What You Need to Know
- A FINRA arbitration case is heading to the U.S. Supreme Court, with oral arguments scheduled for Nov. 2.
- Advisor Denise Badgerow had alleged she was fired from Ameriprise affiliate REJ Properties in retaliation for reporting the conduct of REJ's principals.
- SIFMA has signed an amicus brief in support of the Ameriprise affiliate.
The Securities Industry and Financial Markets Association signed an amicus brief supporting an Ameriprise affiliate in its dispute with a former advisor that is heading to the U.S. Supreme Court, with oral arguments scheduled for Nov. 2, court documents show.
Denise Badgerow became registered with the Financial Industry Regulatory Authority in 2014, when she became a rep and broker for Ameriprise Financial Services, according to her report on FINRA’s BrokerCheck website.
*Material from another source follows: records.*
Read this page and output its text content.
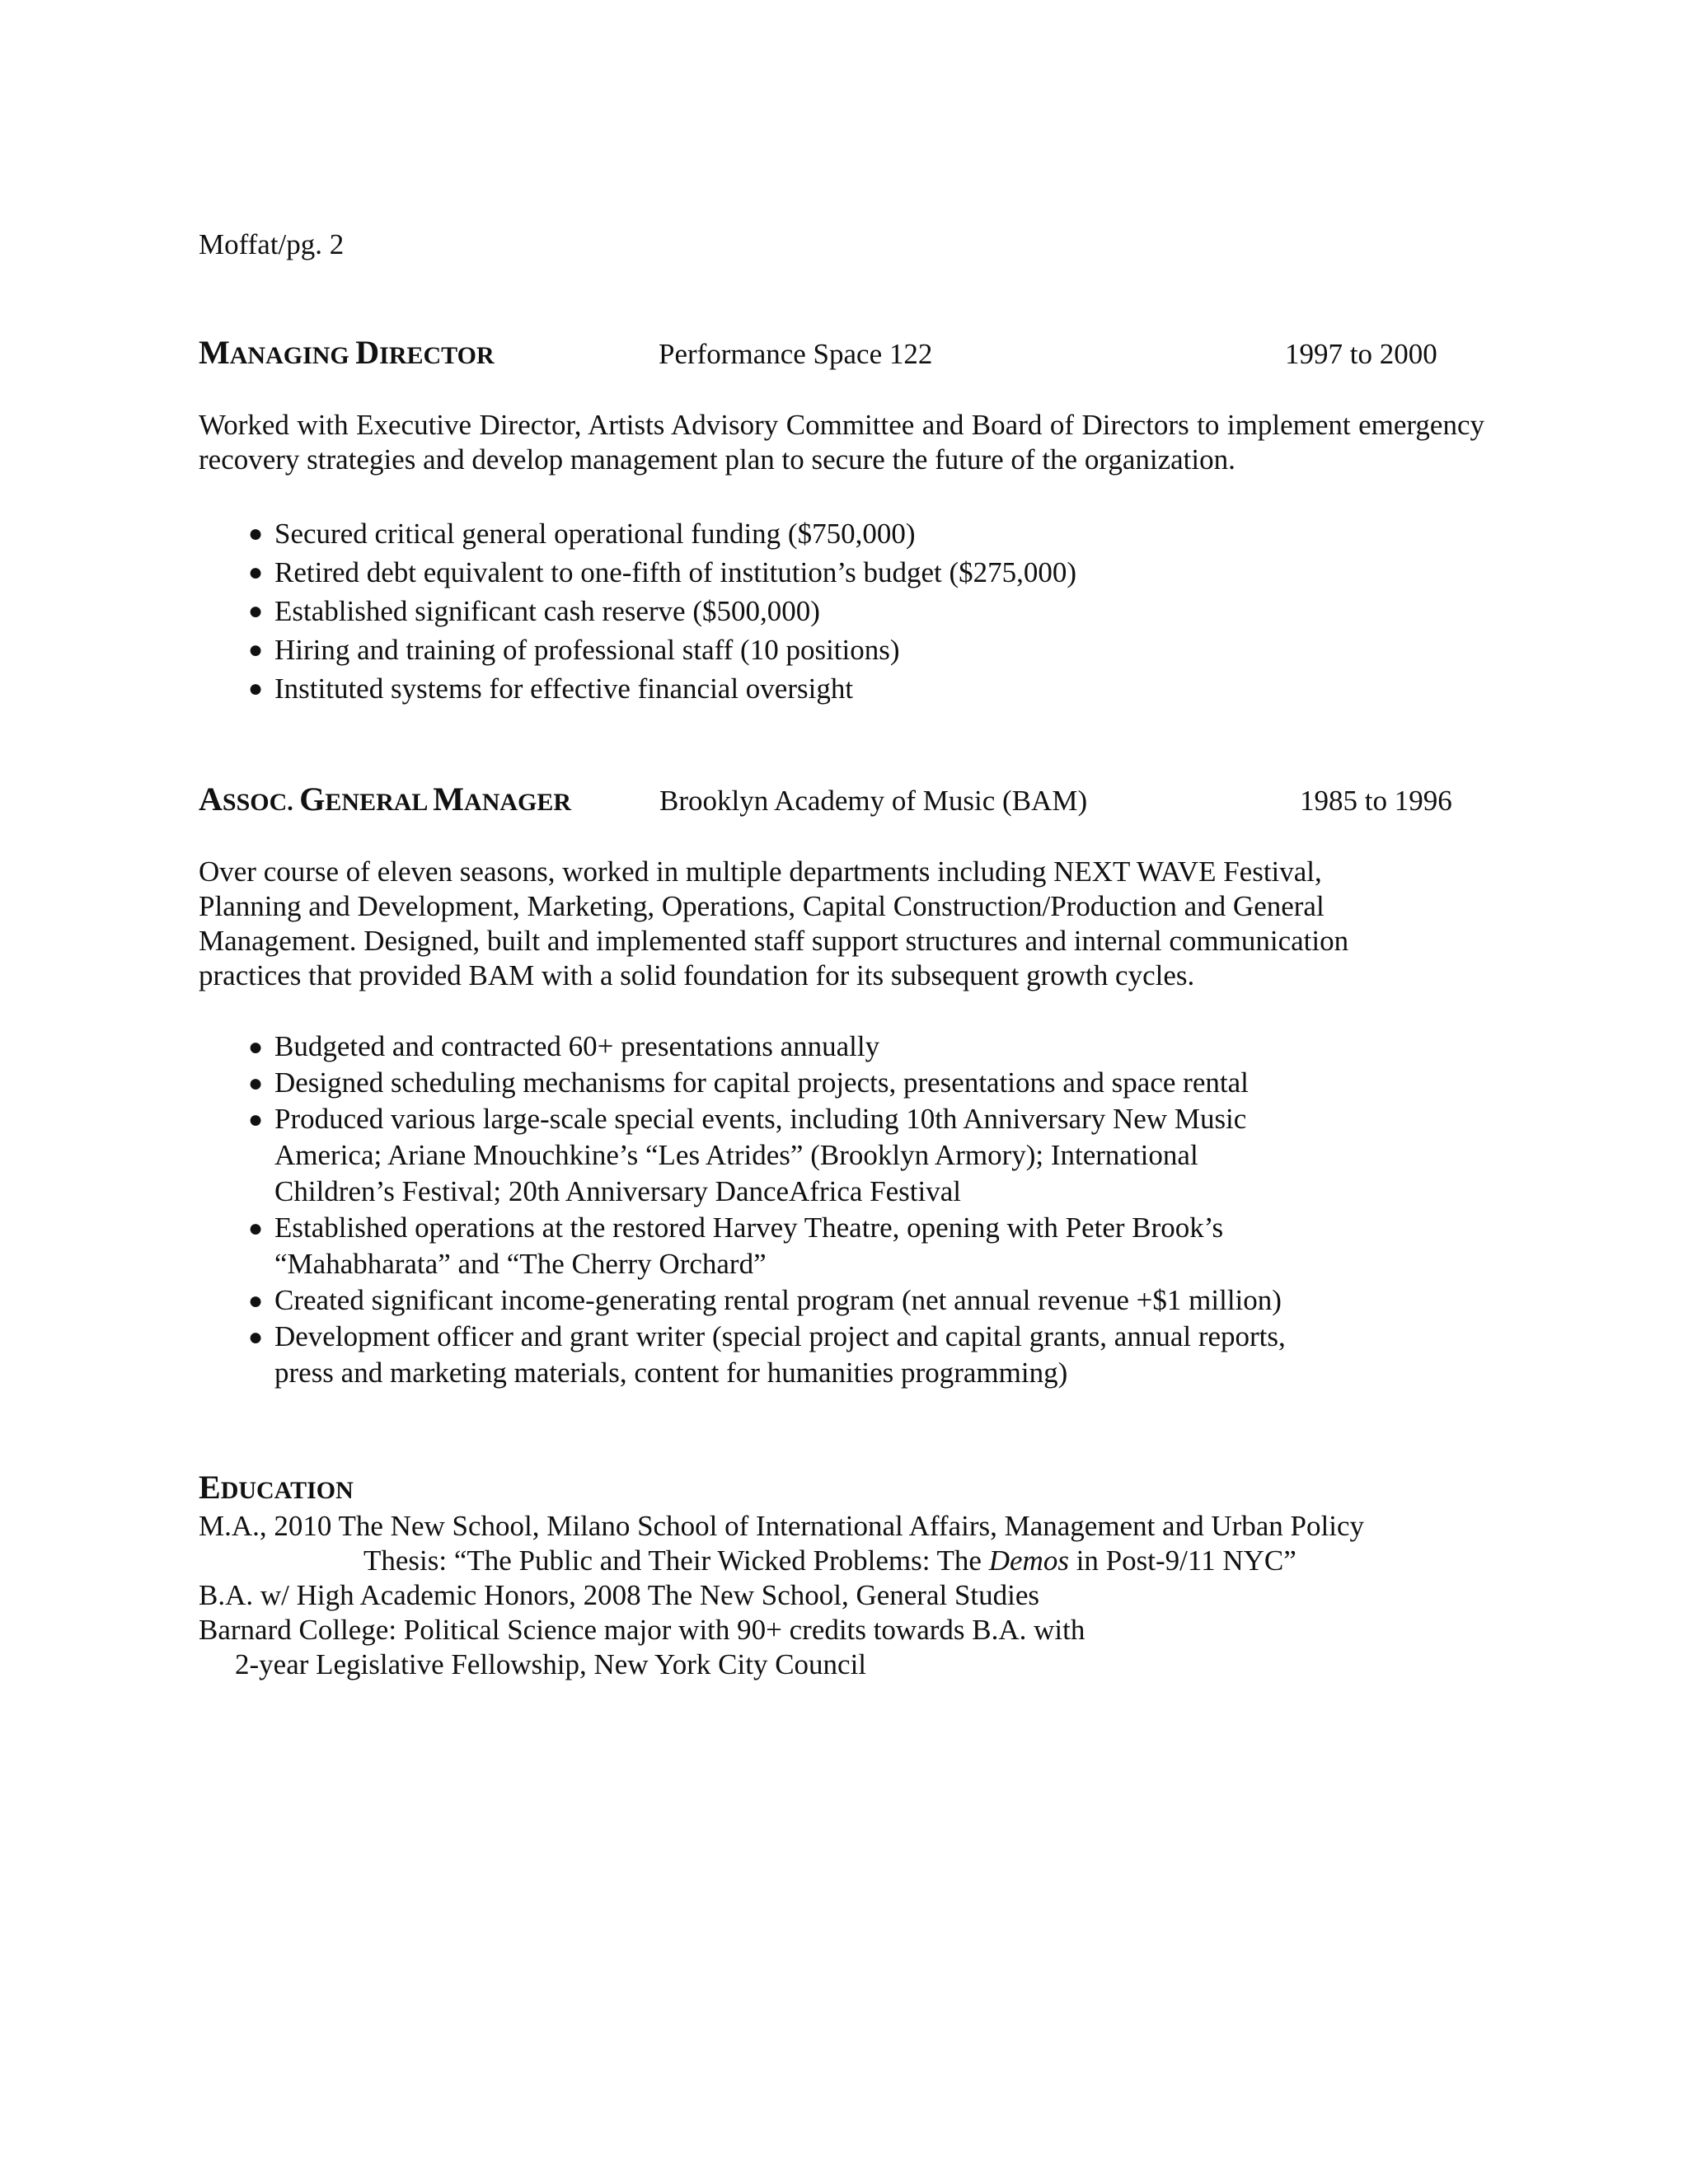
Moffat/pg. 2
MANAGING DIRECTOR	Performance Space 122	1997 to 2000
Worked with Executive Director, Artists Advisory Committee and Board of Directors to implement emergency recovery strategies and develop management plan to secure the future of the organization.
● Secured critical general operational funding ($750,000)
● Retired debt equivalent to one-fifth of institution’s budget ($275,000)
● Established significant cash reserve ($500,000)
● Hiring and training of professional staff (10 positions)
● Instituted systems for effective financial oversight
ASSOC. GENERAL MANAGER	Brooklyn Academy of Music (BAM)	1985 to 1996
Over course of eleven seasons, worked in multiple departments including NEXT WAVE Festival,
Planning and Development, Marketing, Operations, Capital Construction/Production and General
Management. Designed, built and implemented staff support structures and internal communication
practices that provided BAM with a solid foundation for its subsequent growth cycles.
● Budgeted and contracted 60+ presentations annually
● Designed scheduling mechanisms for capital projects, presentations and space rental
● Produced various large-scale special events, including 10th Anniversary New Music
America; Ariane Mnouchkine’s “Les Atrides” (Brooklyn Armory); International
Children’s Festival; 20th Anniversary DanceAfrica Festival
● Established operations at the restored Harvey Theatre, opening with Peter Brook’s
“Mahabharata” and “The Cherry Orchard”
● Created significant income-generating rental program (net annual revenue +$1 million)
● Development officer and grant writer (special project and capital grants, annual reports,
press and marketing materials, content for humanities programming)
EDUCATION
M.A., 2010 The New School, Milano School of International Affairs, Management and Urban Policy
Thesis: “The Public and Their Wicked Problems: The Demos in Post-9/11 NYC”
B.A. w/ High Academic Honors, 2008 The New School, General Studies
Barnard College: Political Science major with 90+ credits towards B.A. with
2-year Legislative Fellowship, New York City Council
She went on to become a registered advisor one year later but left the firm in 2016.
She went on to allege in a FINRA arbitration dispute that she was fired from Ameriprise affiliate REJ Properties in retaliation for reporting to Ameriprise the conduct of Thomas James Meyer, Ray Anthony Trosclair and Gregory Alan Walters, the principals of REJ, which does business as Walters, Meyer, Trosclair & Associates.
The three respondents “tortiously interfered” with Badgerow’s employment agreement, and the agreement’s noncompete and non-solicitation provisions are invalid, she alleged.
REJ also “tortiously interfered” with her book of business after her “wrongful termination in violation of Louisiana’s Unfair Trade Practices & Consumer Protection Law,” she alleged.
In a second amended and restated statement of claim, Badgerow added Ameriprise as a respondent, alleging that because it was a “joint employer,” it was “jointly and severally liable for the actions” of the other respondents and REJ.
A FINRA arbitration panel, however, dismissed all her claims in 2018.
In 2019, Badgerow sought to vacate the FINRA award via an action in Louisiana state court, alleging the REJ principals engaged in fraud against the FINRA arbitrators. The respondents went on to get the case removed to U.S. District Court for the Eastern District of Louisiana.